C’est l’épreuve d’une nouvelle naissance de l’un dans le regard de l’autre, encore flou, sidéré, errant dans la mélancolie de la perte des heures de l’apprivoisement du cœur vierge et sauvage, dans l’appréhension de la perte des heures du nouvel enchantement invoqué. 
« C’est dans le regard qu’on voit ceux qui s’aiment. »
La fascination, ce transport irrésistible, peut être comprise, dit-il, « comme origine de l’image ». Il sait si bien interroger le passé le plus lointain, le plus inaccessible dont il extrait toujours de précieuses clés. Son Jadis est fondamental.

« Qu’est-ce qui fascina les premiers hommes ? Fulgur. L’éclair qui déchire le ciel assombri ou nocturne. De nos jours  l’orage étourdit encore le corps des hommes quand il survient. La pluie les apaise comme un orgasme assouvit leur corps tendu ou du moins tourmenté et apaise jusqu’au serein de leur âme. L’éclair est l’image dans la nuit dont s’enveloppe tout orage. Comme le flash du plaisir à l’arrière des yeux lors de l’émission voluptueuse, alors le râle sonore qui l’accompagne est involontaire : c’est le tonnerre. »

Dans son propre passé, Quignard retrouve une clé personnelle. M., elle, appartient au passé continu, le présent du livre, la présence. Mais il évoque de façon détaillée et précise, avec l’élégance et la pudeur qui le caractérisent, son premier amour qui dura exactement trois mois et six jours, soit quatre-vingt-seize jours. Il ne faut pas s’en étonner, il ne contredit en rien l’idée d’un seul amour. Némie, était son professeur de musique, une femme mariée dont il ne savait rien mais le peu qu’il en saisit, il le livre, et se délivre ainsi du secret qui les avait unit dans l’adultère et qu’elle exigeait. Une offrande à M. peut-être.

Ainsi comme l’amour maternel,  Némie est un amour fondateur qui appartient à Jadis
« Notre amour à ses yeux – et je ne partage plus cette façon de figurer l’amour - se confondait à notre point de silence. » 
Elle fait office de prétexte offert au courant de ses méditations, puisqu'elle préfigurait l’amour, le grand, le seul, l’unique éprouvé pour M.

Némie fut l’initiatrice des prémices. Elle lui apprit la musique et le silence, elle l’initia à la volupté et au secret. 
« Partager le grand secret de la nudité exige aussitôt de le garder : celle ou celui qui aime reçoit le dépôt de la nudité de celle ou celui qui aime. Aussi celle qui nous aime est-elle celle qui garde le secret de notre véritable limite, de nos faiblesses, de nos manies, de notre misère,  de notre incomplétude et nous lui assurons en retour le même secret puisqu’elle nous confie à son tour sa nudité en dépôt. »
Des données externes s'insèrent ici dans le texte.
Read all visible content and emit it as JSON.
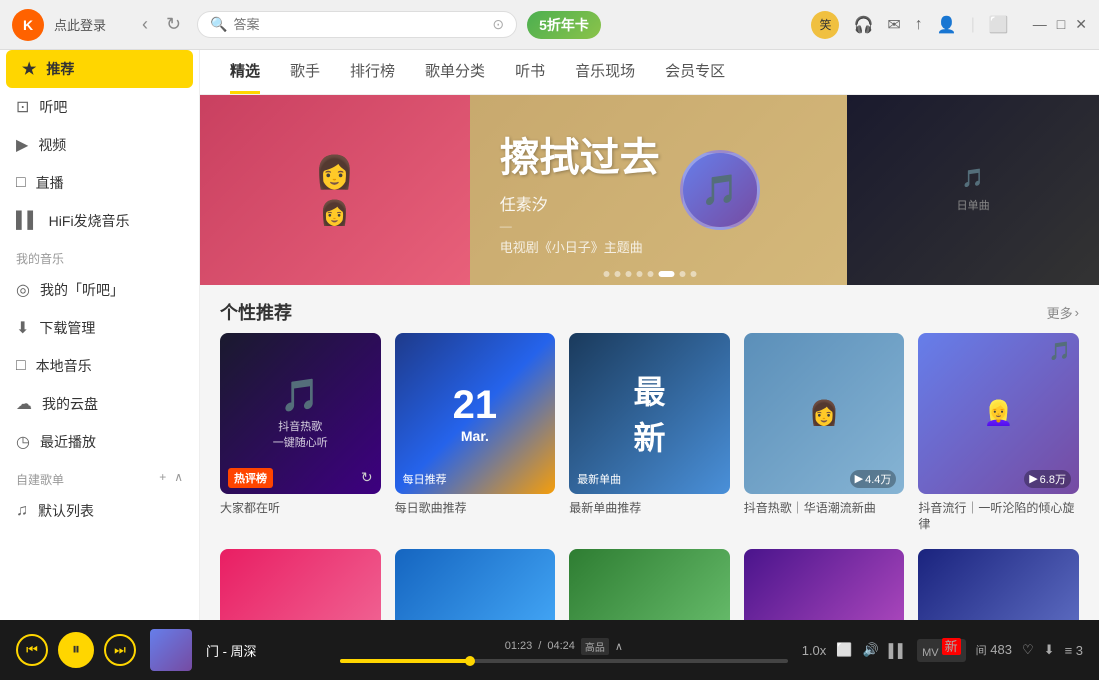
{
  "topbar": {
    "logo_text": "K",
    "login_text": "点此登录",
    "search_placeholder": "答案",
    "promo_text": "5折年卡",
    "icons": [
      "♪",
      "✉",
      "↑",
      "☺",
      "⬜"
    ],
    "window": [
      "—",
      "□",
      "✕"
    ]
  },
  "sidebar": {
    "items": [
      {
        "label": "推荐",
        "icon": "★",
        "active": true
      },
      {
        "label": "听吧",
        "icon": "⊡"
      },
      {
        "label": "视频",
        "icon": "▶"
      },
      {
        "label": "直播",
        "icon": "□"
      },
      {
        "label": "HiFi发烧音乐",
        "icon": "▌▌"
      }
    ],
    "section_title": "我的音乐",
    "my_items": [
      {
        "label": "我的「听吧」",
        "icon": "◎"
      },
      {
        "label": "下载管理",
        "icon": "⬇"
      },
      {
        "label": "本地音乐",
        "icon": "□"
      },
      {
        "label": "我的云盘",
        "icon": "☁"
      },
      {
        "label": "最近播放",
        "icon": "◷"
      }
    ],
    "playlist_title": "自建歌单",
    "playlist_items": [
      {
        "label": "默认列表",
        "icon": "♫"
      }
    ]
  },
  "nav_tabs": [
    {
      "label": "精选",
      "active": true
    },
    {
      "label": "歌手"
    },
    {
      "label": "排行榜"
    },
    {
      "label": "歌单分类"
    },
    {
      "label": "听书"
    },
    {
      "label": "音乐现场"
    },
    {
      "label": "会员专区"
    }
  ],
  "banner": {
    "title": "擦拭过去",
    "artist": "任素汐",
    "divider": "—",
    "subtitle": "电视剧《小日子》主题曲",
    "dots": 8,
    "active_dot": 6
  },
  "recommendations": {
    "title": "个性推荐",
    "more": "更多",
    "cards": [
      {
        "label": "大家都在听",
        "badge": "热评榜",
        "color": "tiktok",
        "icon": "🎵",
        "overlay_text": "抖音热歌\n一键随心听",
        "play_count": null
      },
      {
        "label": "每日歌曲推荐",
        "badge": null,
        "color": "daily",
        "icon": "21\nMar.",
        "overlay_text": "每日推荐",
        "play_count": null
      },
      {
        "label": "最新单曲推荐",
        "badge": null,
        "color": "new",
        "icon": "最\n新",
        "overlay_text": "最新单曲",
        "play_count": null
      },
      {
        "label": "抖音热歌｜华语潮流新曲",
        "badge": null,
        "color": "popular4",
        "play_count": "4.4万",
        "overlay_text": null
      },
      {
        "label": "抖音流行｜一听沦陷的倾心旋律",
        "badge": null,
        "color": "popular5",
        "play_count": "6.8万",
        "overlay_text": null
      }
    ]
  },
  "player": {
    "song": "门 - 周深",
    "current_time": "01:23",
    "total_time": "04:24",
    "quality": "高品",
    "speed": "1.0x",
    "progress_percent": 29,
    "new_badge": "新",
    "count_483": "483",
    "count_3": "3"
  }
}
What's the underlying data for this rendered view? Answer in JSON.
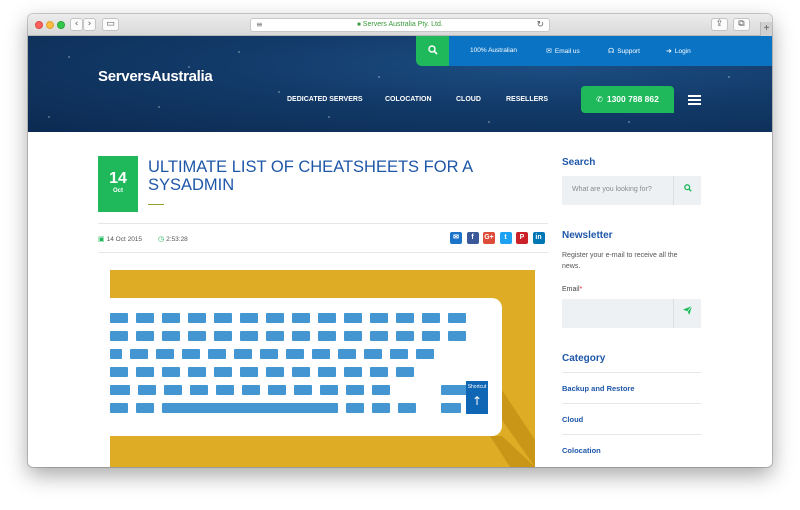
{
  "browser": {
    "url_text": "Servers Australia Pty. Ltd.",
    "new_tab": "+"
  },
  "header": {
    "logo": "ServersAustralia",
    "top_links": [
      "100% Australian",
      "Email us",
      "Support",
      "Login"
    ],
    "nav": [
      "DEDICATED SERVERS",
      "COLOCATION",
      "CLOUD",
      "RESELLERS"
    ],
    "phone": "1300 788 862"
  },
  "post": {
    "date_day": "14",
    "date_month": "Oct",
    "title": "ULTIMATE LIST OF CHEATSHEETS FOR A SYSADMIN",
    "meta_date": "14 Oct 2015",
    "meta_time": "2:53:28",
    "share": [
      {
        "name": "email",
        "glyph": "✉",
        "color": "#1a73c8"
      },
      {
        "name": "facebook",
        "glyph": "f",
        "color": "#3b5998"
      },
      {
        "name": "google-plus",
        "glyph": "G+",
        "color": "#dd4b39"
      },
      {
        "name": "twitter",
        "glyph": "t",
        "color": "#1da1f2"
      },
      {
        "name": "pinterest",
        "glyph": "P",
        "color": "#cb2027"
      },
      {
        "name": "linkedin",
        "glyph": "in",
        "color": "#0077b5"
      }
    ],
    "hero_key_label": "Shortcut",
    "hero_arrow": "↑"
  },
  "sidebar": {
    "search_heading": "Search",
    "search_placeholder": "What are you looking for?",
    "newsletter_heading": "Newsletter",
    "newsletter_text": "Register your e-mail to receive all the news.",
    "email_label": "Email",
    "email_required": "*",
    "category_heading": "Category",
    "categories": [
      "Backup and Restore",
      "Cloud",
      "Colocation"
    ]
  },
  "colors": {
    "brand_blue": "#1e57a8",
    "accent_green": "#1fb95c",
    "topbar_blue": "#0a73c4",
    "hero_yellow": "#dfad25",
    "key_blue": "#4496d2"
  }
}
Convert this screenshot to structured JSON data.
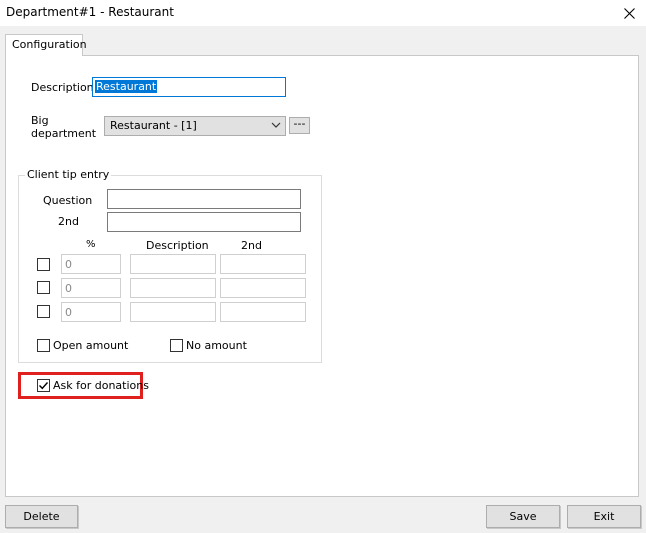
{
  "window": {
    "title": "Department#1 - Restaurant"
  },
  "icons": {
    "close": "close-icon",
    "dropdown": "chevron-down-icon",
    "check": "check-icon"
  },
  "tabs": [
    {
      "label": "Configuration",
      "active": true
    }
  ],
  "form": {
    "description": {
      "label": "Description",
      "value": "Restaurant"
    },
    "big_department": {
      "label_line1": "Big",
      "label_line2": "department",
      "selected": "Restaurant - [1]",
      "browse_label": "---"
    }
  },
  "client_tip_entry": {
    "title": "Client tip entry",
    "question_label": "Question",
    "second_label": "2nd",
    "question_value": "",
    "second_value": "",
    "columns": [
      "%",
      "Description",
      "2nd"
    ],
    "rows": [
      {
        "checked": false,
        "percent": "0",
        "description": "",
        "second": ""
      },
      {
        "checked": false,
        "percent": "0",
        "description": "",
        "second": ""
      },
      {
        "checked": false,
        "percent": "0",
        "description": "",
        "second": ""
      }
    ],
    "open_amount": {
      "label": "Open amount",
      "checked": false
    },
    "no_amount": {
      "label": "No amount",
      "checked": false
    }
  },
  "ask_for_donations": {
    "label": "Ask for donations",
    "checked": true
  },
  "highlight_color": "#e0201f",
  "buttons": {
    "delete": "Delete",
    "save": "Save",
    "exit": "Exit"
  }
}
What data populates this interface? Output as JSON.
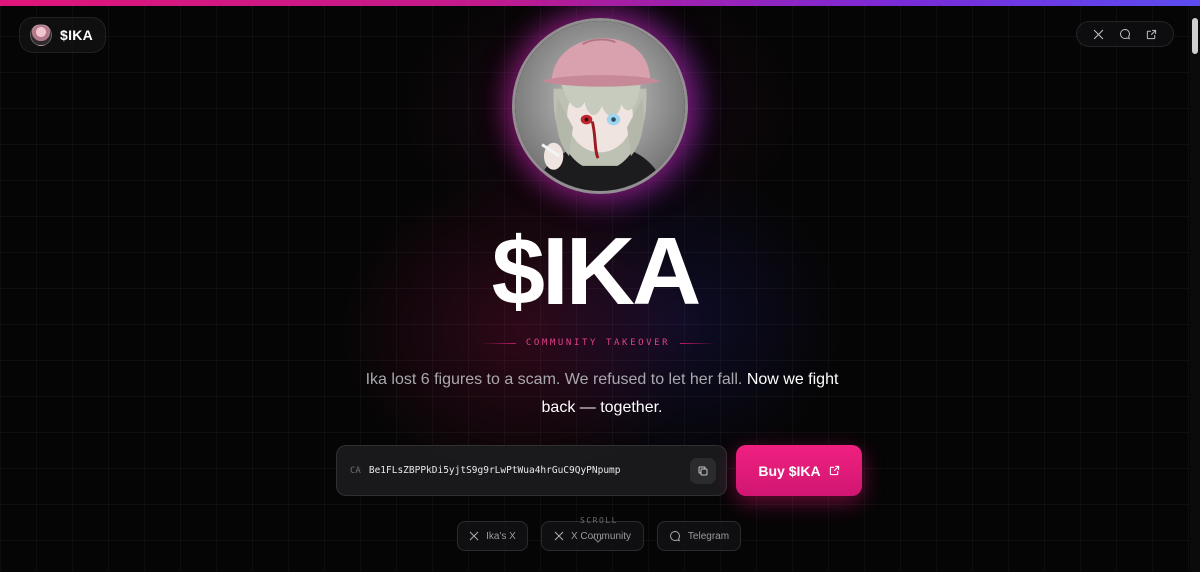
{
  "brand": {
    "name": "$IKA",
    "avatar_icon": "ika-avatar-icon"
  },
  "header": {
    "social_icons": [
      "x-icon",
      "chat-bubble-icon",
      "external-link-icon"
    ]
  },
  "hero": {
    "title": "$IKA",
    "subtitle": "COMMUNITY TAKEOVER",
    "tagline_muted": "Ika lost 6 figures to a scam. We refused to let her fall. ",
    "tagline_strong": "Now we fight back — together."
  },
  "contract": {
    "label": "CA",
    "address": "Be1FLsZBPPkDi5yjtS9g9rLwPtWua4hrGuC9QyPNpump",
    "copy_icon": "copy-icon"
  },
  "buy_button": {
    "label": "Buy $IKA",
    "icon": "external-link-icon"
  },
  "links": [
    {
      "label": "Ika's X",
      "icon": "x-icon"
    },
    {
      "label": "X Community",
      "icon": "x-icon"
    },
    {
      "label": "Telegram",
      "icon": "chat-bubble-icon"
    }
  ],
  "scroll_hint": "SCROLL",
  "colors": {
    "accent_pink": "#e0157a",
    "accent_purple": "#5b4cf0",
    "background": "#050505"
  }
}
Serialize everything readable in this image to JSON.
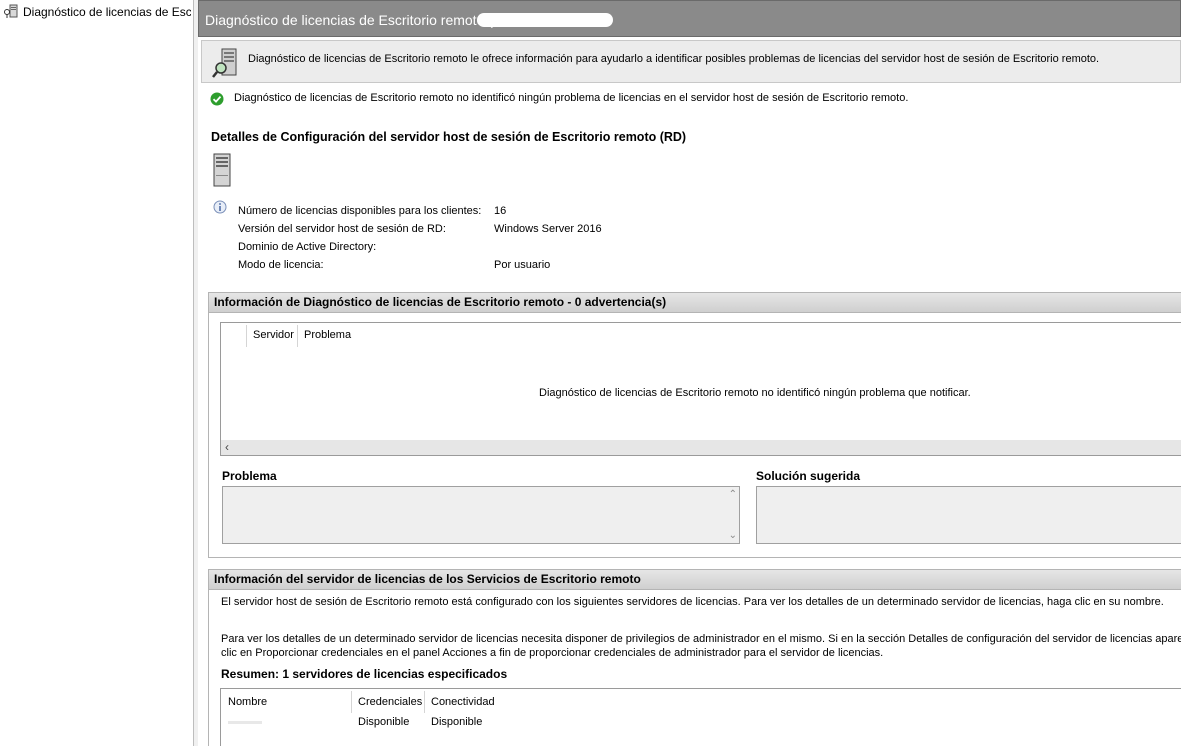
{
  "tree": {
    "item_label": "Diagnóstico de licencias de Escritorio remoto"
  },
  "title": "Diagnóstico de licencias de Escritorio remoto (",
  "intro": "Diagnóstico de licencias de Escritorio remoto le ofrece información para ayudarlo a identificar posibles problemas de licencias del servidor host de sesión de Escritorio remoto.",
  "status": "Diagnóstico de licencias de Escritorio remoto no identificó ningún problema de licencias en el servidor host de sesión de Escritorio remoto.",
  "config": {
    "heading": "Detalles de Configuración del servidor host de sesión de Escritorio remoto (RD)",
    "rows": [
      {
        "key": "Número de licencias disponibles para los clientes:",
        "value": "16"
      },
      {
        "key": "Versión del servidor host de sesión de RD:",
        "value": "Windows Server 2016"
      },
      {
        "key": "Dominio de Active Directory:",
        "value": ""
      },
      {
        "key": "Modo de licencia:",
        "value": "Por usuario"
      }
    ]
  },
  "diagnostics": {
    "heading": "Información de Diagnóstico de licencias de Escritorio remoto - 0 advertencia(s)",
    "columns": [
      "Servidor",
      "Problema"
    ],
    "empty_message": "Diagnóstico de licencias de Escritorio remoto no identificó ningún problema que notificar.",
    "problem_label": "Problema",
    "solution_label": "Solución sugerida"
  },
  "license_servers": {
    "heading": "Información del servidor de licencias de los Servicios de Escritorio remoto",
    "line1": "El servidor host de sesión de Escritorio remoto está configurado con los siguientes servidores de licencias. Para ver los detalles de un determinado servidor de licencias, haga clic en su nombre.",
    "line2": "Para ver los detalles de un determinado servidor de licencias necesita disponer de privilegios de administrador en el mismo. Si en la sección Detalles de configuración del servidor de licencias aparece Desc",
    "line3": "clic en Proporcionar credenciales en el panel Acciones a fin de proporcionar credenciales de administrador para el servidor de licencias.",
    "summary": "Resumen: 1 servidores de licencias especificados",
    "columns": [
      "Nombre",
      "Credenciales",
      "Conectividad"
    ],
    "row": {
      "credentials": "Disponible",
      "connectivity": "Disponible"
    }
  }
}
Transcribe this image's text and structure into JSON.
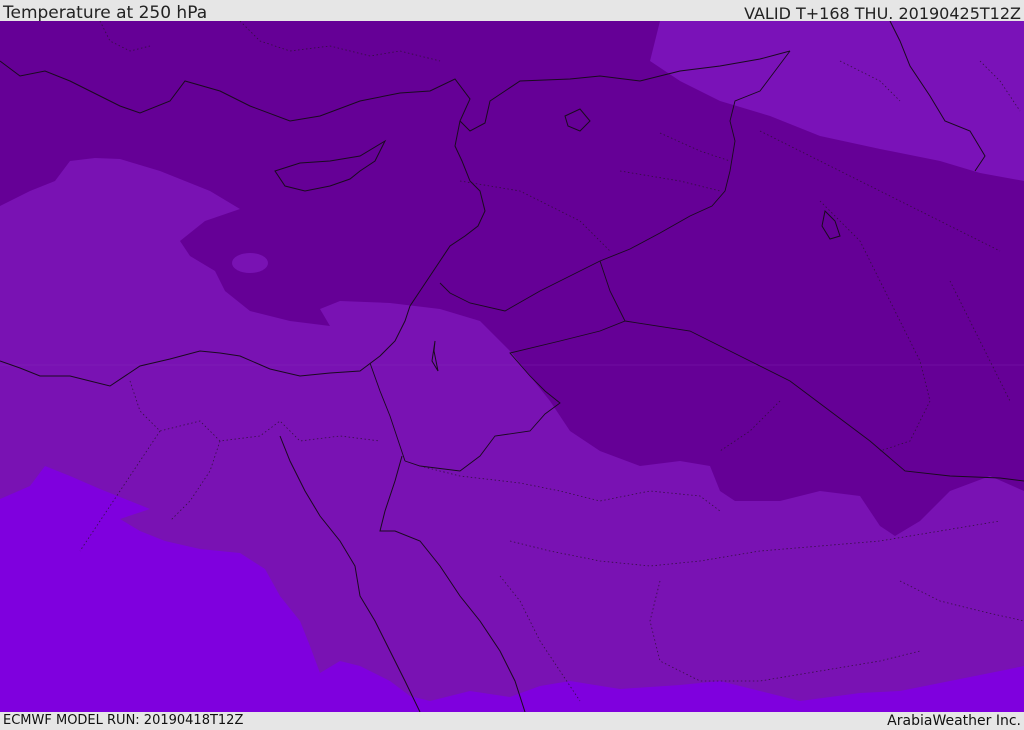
{
  "header": {
    "title": "Temperature at 250 hPa",
    "valid_time": "VALID T+168 THU. 20190425T12Z"
  },
  "footer": {
    "model_run": "ECMWF MODEL RUN: 20190418T12Z",
    "credit": "ArabiaWeather Inc."
  },
  "colors": {
    "dark_band": "#650096",
    "mid_band": "#7912b3",
    "light_band": "#7f00de",
    "upper_right_band": "#7a12b8",
    "coastline": "#1a0a1f"
  }
}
L’intimité de la nudité relève de la connivence que lui laissait entrevoir Némie, de même qu’elle lui enseigna l’abandon et le prépara à la perte inéluctable. 
« L’amour est un don sans pitié parce que rien ne console de sa perte. L’amour est lié au perdu : c’est pourquoi toute perte le vérifie. C’est la plus intense des douleurs. On peut procurer une définition négative de l’amour : l’amour est ce qui laisse inconsolable. Il n’est jamais fini (C’est ce que veut dire inconsolable. Infini. L’amour, au contraire de la sexualité et du mariage, est infini). »

Qu’est-ce que l’amour ? Il ne regarde que nous.